The repertoire of genes expressed under more than a hundred different conditions, which mimic the natural, laboratory and industrial environments of B. subtilis, was determined [link to Nicolas et al in Science, Link to]. Through this study of unprecedented scope, we have been able to infer how the B. subtilis transcription network is regulated during adaptation to nutritional changes and physical and chemical stresses [Link to]. The study identified 512 new potential genes and abundant antisense RNAs. It also identified over 3000 promoters which were classified according to their activity profiles by a newly developed statistical approach. Groups of genes with similar profiles were associated with various types of the gene expression machinery (RNA polymerase sigma factors), allowing for the first time to quantify the contribution of the sigma factors in the variation of gene expression. We discovered that switching between sigma factors accounts for two thirds of the variance in promoter activity. This is therefore the major mechanism by which cells trigger a new genetic program. Moreover, we analysed quantitatively the origins of antisense transcription, and found that the majority of antisense RNAs arise from spurious initiation and/or imperfect termination. This suggests that not all antisense RNAs have biological functions.

Bacillus subtilis grows equally well when consuming the sugars glucose or malate. We investigate the seemingly simply adaptation of B. subtilis from growth on a single nutrient to a situation when additionally one other nutrient is available [link to Buescher et al in Science, Link to]. If one was to design a cell to achieve this task, only a handful of changes would be necessary. By using a novel combination of computational methods, we were able to show that adaptation to malate addition is almost instantaneous and primarily controlled by changes in the activities of enzymes already present. Surprisingly, the adaptation to glucose addition is much slower with huge changes that involve almost half of the 4200 genes of this organism. Why do cells launch such a major reorganization when few simple changes would have been enough? Based on a computational model, we show that under certain environmental conditions, evolution favors complex rather than simple regulation programs that enable cells to optimize their performance. Since many cells feature such complex regulation, our results are of general significance.

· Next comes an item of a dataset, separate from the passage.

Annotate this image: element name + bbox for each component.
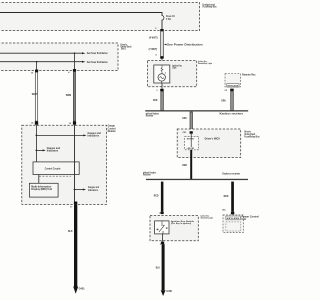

The two studies are relevant far beyond the model bacterium B. subtilis because they represent a blueprint for bacterial systems biology. Indeed, interdisciplinary experimental and computational methodologies are developed to unravel how cellular adaptation is coordinated and what the key events are. This systems biology approach lays a foundation for applications in biotechnology and medicine. Indeed, application of our approach to poorly studied bacteria of medical or biotechnological relevance could be a very powerful means of global functional characterization. For example, understanding how pathogenic bacteria adapt during the infection process will help develop strategies to combat them.